Dunque, il primo elemento che cogliamo della identità del sacerdote è che quello che egli fa, lo fa in persona di Cristo, in persona Christi Capitis! (PO 2; LG 28). Don Eugenio, coerentemente, non ha mai velato la persona di Cristo. Egli, in verità, sentiva di essere una persona sola con Cristo e si è sempre impegnato a manifestarlo con umiltà. Sapeva bene che l’imposizione delle mani sulla sua testa, avvenuta con l’ordinazione del 2 aprile 1899, aveva impresso un carattere che neppure l’eternità avrebbe potuto mai togliergli. E questo è il primo elemento identitario.
Secondo elemento della identità sacerdotale è l’esercizio liturgico delle sacre celebrazioni. Lì il sacerdote agisce chiaramente in modo vicario rispetto a Cristo. Certo il sacerdote Eugenio Pacelli lo ha sempre ricordato molto bene nel suo stile celebrativo, con l’unico intento di rendere onore a Colui che lo aveva costituito Sacerdote in eterno e per edificare i fedeli. Non si ama il Signore se non si ama la sua maestà e non si adora la maestà se non si ama. Impossibile scindere queste due dimensioni: due cose che in Dio sono assolutamente inscindibili!

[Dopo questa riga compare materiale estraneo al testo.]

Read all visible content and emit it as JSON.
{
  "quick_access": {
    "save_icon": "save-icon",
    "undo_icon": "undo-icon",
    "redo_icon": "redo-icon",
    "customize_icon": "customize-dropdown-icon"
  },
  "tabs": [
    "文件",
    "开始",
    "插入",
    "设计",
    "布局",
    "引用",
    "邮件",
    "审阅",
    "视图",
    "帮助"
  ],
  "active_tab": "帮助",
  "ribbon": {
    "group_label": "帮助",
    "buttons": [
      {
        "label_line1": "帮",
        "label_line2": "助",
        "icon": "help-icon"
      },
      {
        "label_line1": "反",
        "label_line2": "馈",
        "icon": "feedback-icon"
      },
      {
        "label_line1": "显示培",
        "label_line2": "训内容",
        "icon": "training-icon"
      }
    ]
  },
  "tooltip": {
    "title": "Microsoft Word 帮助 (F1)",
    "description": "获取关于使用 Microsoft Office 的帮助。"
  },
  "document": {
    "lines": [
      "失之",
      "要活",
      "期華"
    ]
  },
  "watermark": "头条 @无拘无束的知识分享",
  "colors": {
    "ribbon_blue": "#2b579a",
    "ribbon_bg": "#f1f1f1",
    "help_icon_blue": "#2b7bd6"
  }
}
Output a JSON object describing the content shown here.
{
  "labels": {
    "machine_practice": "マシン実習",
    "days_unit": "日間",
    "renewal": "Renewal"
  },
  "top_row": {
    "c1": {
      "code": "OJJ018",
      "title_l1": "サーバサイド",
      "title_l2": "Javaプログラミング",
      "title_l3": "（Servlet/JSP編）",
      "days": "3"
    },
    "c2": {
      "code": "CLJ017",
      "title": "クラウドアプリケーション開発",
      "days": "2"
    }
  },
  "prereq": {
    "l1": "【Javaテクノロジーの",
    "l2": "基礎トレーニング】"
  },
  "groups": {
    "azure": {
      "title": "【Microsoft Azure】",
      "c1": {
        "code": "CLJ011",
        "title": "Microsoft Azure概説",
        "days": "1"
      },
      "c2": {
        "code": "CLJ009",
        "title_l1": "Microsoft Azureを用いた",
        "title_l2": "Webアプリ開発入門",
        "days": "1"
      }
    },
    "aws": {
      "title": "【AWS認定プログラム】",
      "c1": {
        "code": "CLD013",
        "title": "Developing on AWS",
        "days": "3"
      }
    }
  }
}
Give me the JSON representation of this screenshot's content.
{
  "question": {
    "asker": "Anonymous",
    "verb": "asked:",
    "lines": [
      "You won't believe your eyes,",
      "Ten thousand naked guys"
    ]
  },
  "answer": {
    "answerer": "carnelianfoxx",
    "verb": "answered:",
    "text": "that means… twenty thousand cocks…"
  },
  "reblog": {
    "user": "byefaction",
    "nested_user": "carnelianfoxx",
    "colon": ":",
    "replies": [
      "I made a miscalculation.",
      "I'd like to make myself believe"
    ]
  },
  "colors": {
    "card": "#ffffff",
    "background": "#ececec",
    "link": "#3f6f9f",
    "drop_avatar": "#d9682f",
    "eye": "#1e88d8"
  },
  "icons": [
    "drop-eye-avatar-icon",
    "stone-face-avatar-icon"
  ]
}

E qual è il terzo elemento della identità sacerdotale? Presentarsi come un perfetto cristiano. Certo il sacerdote non è perfetto ma deve almeno essere sempre impegnato nello sforzo di salire, una salita senza soste, senza ripiani, per arrivare ad essere immagine di Cristo anzitutto nel profondo, nella verità del proprio io, come pure poi nel modo di presentarsi, nel tratto, nelle doti di relazione. Tutti elementi inquadrabili nell’ambito della carità.

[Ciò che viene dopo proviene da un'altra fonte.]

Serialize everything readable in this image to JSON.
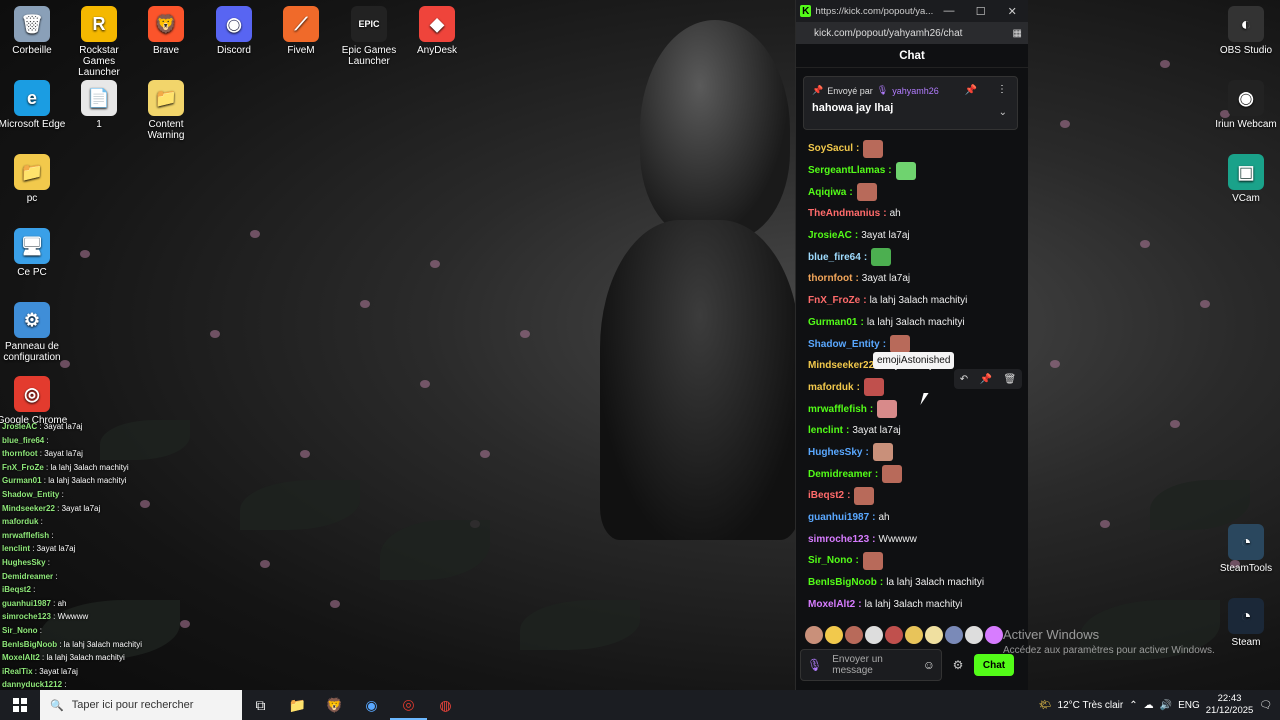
{
  "desktop_icons": [
    {
      "label": "Corbeille",
      "glyph": "🗑",
      "color": "#8aa0b8"
    },
    {
      "label": "Rockstar Games Launcher",
      "glyph": "R",
      "color": "#f5b800"
    },
    {
      "label": "Brave",
      "glyph": "🦁",
      "color": "#fb542b"
    },
    {
      "label": "Discord",
      "glyph": "◉",
      "color": "#5865f2"
    },
    {
      "label": "FiveM",
      "glyph": "⟋",
      "color": "#f06a2a"
    },
    {
      "label": "Epic Games Launcher",
      "glyph": "EPIC",
      "color": "#222222"
    },
    {
      "label": "AnyDesk",
      "glyph": "◆",
      "color": "#ef443b"
    },
    {
      "label": "Microsoft Edge",
      "glyph": "e",
      "color": "#1b9de2"
    },
    {
      "label": "1",
      "glyph": "📄",
      "color": "#e8e8e8"
    },
    {
      "label": "Content Warning",
      "glyph": "📁",
      "color": "#f2d56b"
    },
    {
      "label": "pc",
      "glyph": "📁",
      "color": "#f2c94c"
    },
    {
      "label": "Ce PC",
      "glyph": "🖥",
      "color": "#3aa0e8"
    },
    {
      "label": "Panneau de configuration",
      "glyph": "⚙",
      "color": "#3f8ed8"
    },
    {
      "label": "Google Chrome",
      "glyph": "◎",
      "color": "#e33b2e"
    },
    {
      "label": "OBS Studio",
      "glyph": "◐",
      "color": "#333333"
    },
    {
      "label": "Iriun Webcam",
      "glyph": "◉",
      "color": "#222222"
    },
    {
      "label": "VCam",
      "glyph": "▣",
      "color": "#1aa28a"
    },
    {
      "label": "SteamTools",
      "glyph": "◔",
      "color": "#2a475e"
    },
    {
      "label": "Steam",
      "glyph": "◔",
      "color": "#1b2838"
    }
  ],
  "overlay_chat": [
    {
      "user": "JrosieAC",
      "text": ": 3ayat la7aj"
    },
    {
      "user": "blue_fire64",
      "text": ":"
    },
    {
      "user": "thornfoot",
      "text": ": 3ayat la7aj"
    },
    {
      "user": "FnX_FroZe",
      "text": ": la lahj 3alach machityi"
    },
    {
      "user": "Gurman01",
      "text": ": la lahj 3alach machityi"
    },
    {
      "user": "Shadow_Entity",
      "text": ":"
    },
    {
      "user": "Mindseeker22",
      "text": ": 3ayat la7aj"
    },
    {
      "user": "maforduk",
      "text": ":"
    },
    {
      "user": "mrwafflefish",
      "text": ":"
    },
    {
      "user": "lenclint",
      "text": ": 3ayat la7aj"
    },
    {
      "user": "HughesSky",
      "text": ":"
    },
    {
      "user": "Demidreamer",
      "text": ":"
    },
    {
      "user": "iBeqst2",
      "text": ":"
    },
    {
      "user": "guanhui1987",
      "text": ": ah"
    },
    {
      "user": "simroche123",
      "text": ": Wwwww"
    },
    {
      "user": "Sir_Nono",
      "text": ":"
    },
    {
      "user": "BenIsBigNoob",
      "text": ": la lahj 3alach machityi"
    },
    {
      "user": "MoxelAlt2",
      "text": ": la lahj 3alach machityi"
    },
    {
      "user": "iRealTix",
      "text": ": 3ayat la7aj"
    },
    {
      "user": "dannyduck1212",
      "text": ":"
    }
  ],
  "popout": {
    "title_url": "https://kick.com/popout/ya...",
    "address": "kick.com/popout/yahyamh26/chat",
    "chat_title": "Chat",
    "pinned": {
      "sent_by": "Envoyé par",
      "user": "yahyamh26",
      "message": "hahowa jay lhaj"
    },
    "messages": [
      {
        "user": "SoySacul",
        "color": "#f2c94c",
        "text": "",
        "emote": "#b86a5a"
      },
      {
        "user": "SergeantLlamas",
        "color": "#53fc18",
        "text": "",
        "emote": "#6fd36f"
      },
      {
        "user": "Aqiqiwa",
        "color": "#53fc18",
        "text": "",
        "emote": "#b86a5a"
      },
      {
        "user": "TheAndmanius",
        "color": "#ff6b6b",
        "text": "ah",
        "emote": ""
      },
      {
        "user": "JrosieAC",
        "color": "#53fc18",
        "text": "3ayat la7aj",
        "emote": ""
      },
      {
        "user": "blue_fire64",
        "color": "#9fdcff",
        "text": "",
        "emote": "#4caf50"
      },
      {
        "user": "thornfoot",
        "color": "#f2a65a",
        "text": "3ayat la7aj",
        "emote": ""
      },
      {
        "user": "FnX_FroZe",
        "color": "#ff6b6b",
        "text": "la lahj 3alach machityi",
        "emote": ""
      },
      {
        "user": "Gurman01",
        "color": "#53fc18",
        "text": "la lahj 3alach machityi",
        "emote": ""
      },
      {
        "user": "Shadow_Entity",
        "color": "#5aa8ff",
        "text": "",
        "emote": "#b86a5a"
      },
      {
        "user": "Mindseeker22",
        "color": "#f2c94c",
        "text": "3ayat la7aj",
        "emote": ""
      },
      {
        "user": "maforduk",
        "color": "#f2c94c",
        "text": "",
        "emote": "#c0504d"
      },
      {
        "user": "mrwafflefish",
        "color": "#53fc18",
        "text": "",
        "emote": "#d88a8a"
      },
      {
        "user": "lenclint",
        "color": "#53fc18",
        "text": "3ayat la7aj",
        "emote": ""
      },
      {
        "user": "HughesSky",
        "color": "#5aa8ff",
        "text": "",
        "emote": "#c9907a"
      },
      {
        "user": "Demidreamer",
        "color": "#53fc18",
        "text": "",
        "emote": "#b86a5a"
      },
      {
        "user": "iBeqst2",
        "color": "#ff6b6b",
        "text": "",
        "emote": "#b86a5a"
      },
      {
        "user": "guanhui1987",
        "color": "#5aa8ff",
        "text": "ah",
        "emote": ""
      },
      {
        "user": "simroche123",
        "color": "#d77cff",
        "text": "Wwwww",
        "emote": ""
      },
      {
        "user": "Sir_Nono",
        "color": "#53fc18",
        "text": "",
        "emote": "#b86a5a"
      },
      {
        "user": "BenIsBigNoob",
        "color": "#53fc18",
        "text": "la lahj 3alach machityi",
        "emote": ""
      },
      {
        "user": "MoxelAlt2",
        "color": "#d77cff",
        "text": "la lahj 3alach machityi",
        "emote": ""
      }
    ],
    "tooltip": "emojiAstonished",
    "input_placeholder": "Envoyer un message",
    "send_label": "Chat"
  },
  "activate_windows": {
    "title": "Activer Windows",
    "subtitle": "Accédez aux paramètres pour activer Windows."
  },
  "taskbar": {
    "search_placeholder": "Taper ici pour rechercher",
    "weather": "12°C  Très clair",
    "language": "ENG",
    "time": "22:43",
    "date": "21/12/2025"
  },
  "colors": {
    "kick_green": "#53fc18",
    "popout_bg": "#0f1012",
    "taskbar_bg": "#1b1d22"
  }
}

Il sacerdote Eugenio Pacelli sapeva bene che Gesù Cristo ha proclamato la propria identità a prezzo di vedersi condannare a morte. Era conscio del fatto che Cristo Signore ha insegnato ai suoi amici a proclamare la propria identità anche sapendo che la proclamazione della identità porta con sé una condanna a morte. Difendere la propria identità non fa stare comodi in questo mondo, affatto! Lo spirito del mondo vuole sempre il compromesso e non tollera la chiarezza ma il sacerdote deve rifarsi ad una logica ben diversa sapendo che è la verità a rendere l’uomo libero e forte. Chi non si accorgerebbe che queste sono tutte note caratterizzanti la sacerdotalità e la grandezza pastorale del venerabile Pio XII?

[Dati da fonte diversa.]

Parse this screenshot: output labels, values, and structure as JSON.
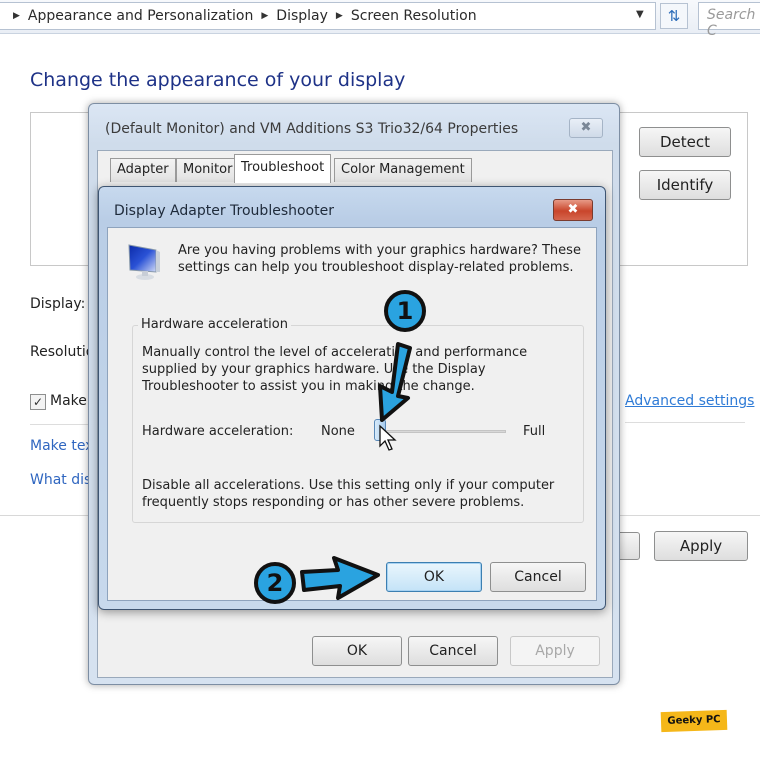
{
  "address_bar": {
    "breadcrumbs": [
      "Appearance and Personalization",
      "Display",
      "Screen Resolution"
    ],
    "search_placeholder": "Search C"
  },
  "background_page": {
    "title": "Change the appearance of your display",
    "detect_label": "Detect",
    "identify_label": "Identify",
    "display_label": "Display:",
    "resolution_label": "Resolutio",
    "make_checkbox_label": "Make",
    "make_checkbox_checked": true,
    "link_make_text": "Make tex",
    "link_what_display": "What dis",
    "advanced_settings_link": "Advanced settings",
    "apply_label": "Apply"
  },
  "properties_window": {
    "title": "(Default Monitor) and VM Additions S3 Trio32/64 Properties",
    "close_icon": "close-icon",
    "tabs": [
      {
        "label": "Adapter",
        "active": false
      },
      {
        "label": "Monitor",
        "active": false
      },
      {
        "label": "Troubleshoot",
        "active": true
      },
      {
        "label": "Color Management",
        "active": false
      }
    ],
    "ok_label": "OK",
    "cancel_label": "Cancel",
    "apply_label": "Apply"
  },
  "troubleshooter_dialog": {
    "title": "Display Adapter Troubleshooter",
    "intro_text": "Are you having problems with your graphics hardware? These settings can help you troubleshoot display-related problems.",
    "group_label": "Hardware acceleration",
    "manual_text": "Manually control the level of acceleration and performance supplied by your graphics hardware. Use the Display Troubleshooter to assist you in making the change.",
    "slider": {
      "label": "Hardware acceleration:",
      "min_label": "None",
      "max_label": "Full",
      "value_fraction": 0.0
    },
    "disable_text": "Disable all accelerations. Use this setting only if your computer frequently stops responding or has other severe problems.",
    "ok_label": "OK",
    "cancel_label": "Cancel"
  },
  "annotations": {
    "step_1": "1",
    "step_2": "2",
    "arrow_color": "#2aa3e0"
  },
  "watermark": "Geeky PC"
}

Da quel 2 aprile 1899, il Sacerdote Eugenio Pacelli è sempre andato avanti, senza soste, senza ripensamenti, senza contraddizioni con se stesso e col proprio carattere, con un solo oggetto da perseguire: il Regno di Dio, una regalità, quella di Dio, partecipata divinamente agli uomini, senza addormentature in sogni umani, in armonia con il Padre che è nei cieli, per condurre i fratelli non alle illusioni racchiuse in ideali meramente umani, ma alla Vita Eterna! Don Eugenio è andato avanti predicando con la croce in mano per mezzo della voce, della vita intera dedicata, offerta e sofferta, per mezzo del proprio sacrificio, per mezzo dell’amore. E’ andato avanti, passando anche attraverso umanamente prestigiose posizioni ecclesiastiche ma, direi, è andato avanti sanando ferite delle anime, lenendo piaghe doloranti e profonde, stabilendo ovunque pace per mezzo del perdono; testimone concreto della Parola di Dio proferita senza cedimenti alle mode e agli errori. E’ andato avanti consumando tutto per Dio e niente per sé, come il cero dell’altare che brucia tutta la materia per alimentare la fiamma. Ecco il filo conduttore della vita del Sacerdote Pacelli.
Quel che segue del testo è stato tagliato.